Computing the Pathogenicity of Alzheimer’s Disease Presenilin 1 Mutations
Author(s) -
Ning Tang,
Budheswar Dehury,
Kasper P. Kepp
Publication year - 2019
Publication title -
journal of chemical information and modeling
Language(s) - English
Resource type - Journals
SCImago Journal Rank - 1.24
H-Index - 160
eISSN - 1549-960X
pISSN - 1549-9596
DOI - 10.1021/acs.jcim.8b00896
Subject(s) - presenilin , psen1 , mutation , pathogenesis , pathogenicity , genetics , disease , biology , alzheimer's disease , bioinformatics , medicine , gene , pathology , immunology , microbiology and biotechnology
Alzheimer's disease (AD) is one of the major global health challenges of the 21st century. More than 200 distinct mutations in presenilin 1 (PSEN1) cause severe early-onset familial AD (FAD) and are thus of central interest to the etiology of AD. PSEN1 is the catalytic subunit of γ-secretase that produces β-amyloid peptide (Aβ), and the mutations tend to increase the produced Aβ 42 /Aβ 40 ratio.

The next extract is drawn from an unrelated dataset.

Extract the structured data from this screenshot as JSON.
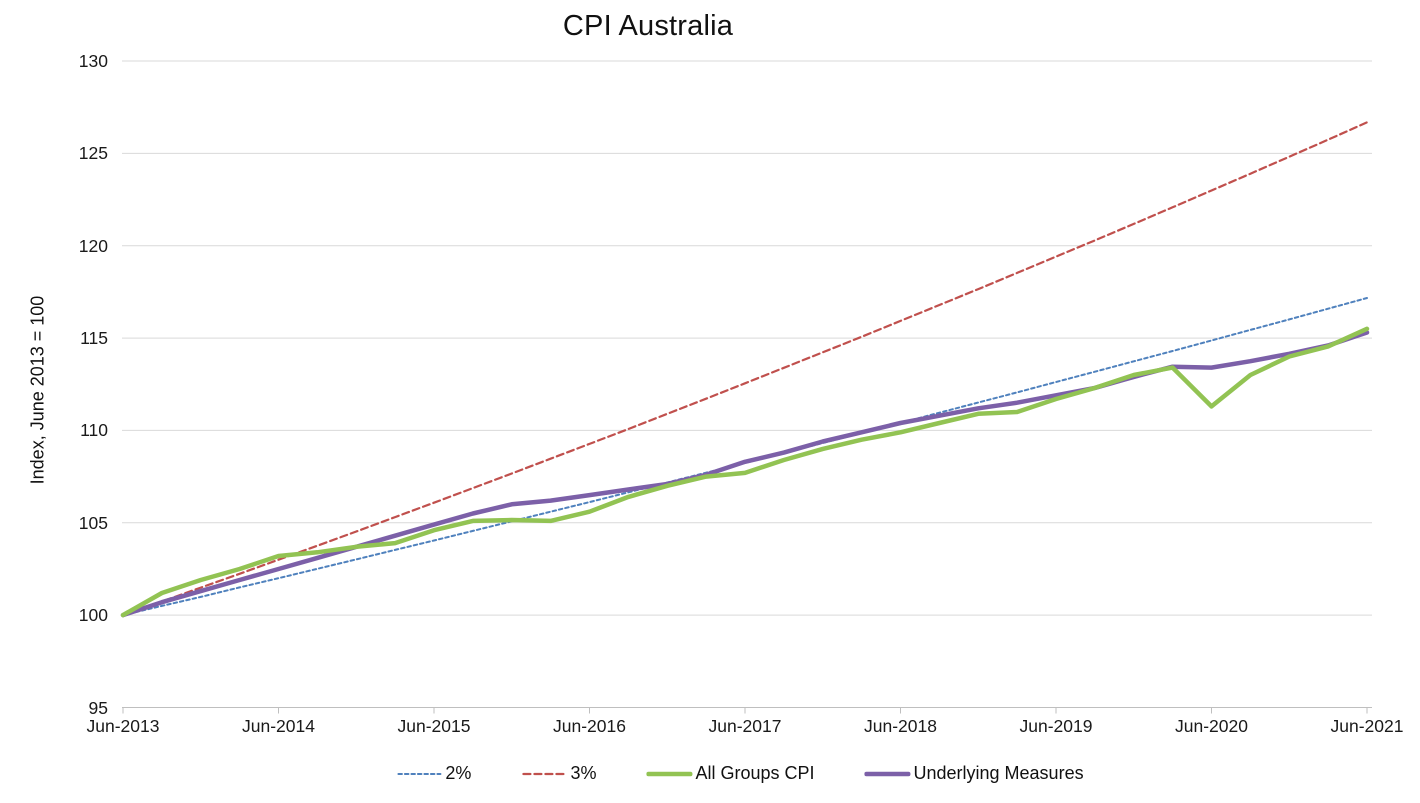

The molecular reasons for the pathogenesis of these mutations are unknown. We studied a close-to-complete data set of PSEN1 mutations using 21 different computational methods hypothesized to reproduce pathogenesis, using both sequence- and structure-based methods with the full γ-secretase complex as input. First, we tested whether pathogenicity can be estimated accurately using all possible mutations in PSEN1 as a direct control. Several methods predict the pathogenicity of the mutations (pathogenic vs all other possible mutations) well, with accuracies approaching 90%. We then designed a stricter test for predicting the severity of the mutations estimated by the average clinical age of symptom onset for mutation carriers. Surprisingly, we can predict the clinical age of symptom onset at 95% confidence or higher with several methods. Accordingly, our results show that simple biochemical properties of the amino acid changes rationalize an important part of the pathogenicity of FAD-causing PSEN1 mutations. Although pathogenic mutations generally destabilize γ-secretase, all of the tested protein stability methods failed to predict pathogenicity. Thus, either the static cryogenic-electron-microscopy-derived molecular-dynamics-equilibrated structures used as input fail to capture the stability effect of mutated side chains or protein stability is simply not a key factor in the pathogenicity. Our findings suggest that the chemical causes of FAD may be modeled and lend promise to the development of a semiquantitative model predicting the age of onset of mutation carriers that could eventually become of care-strategic value.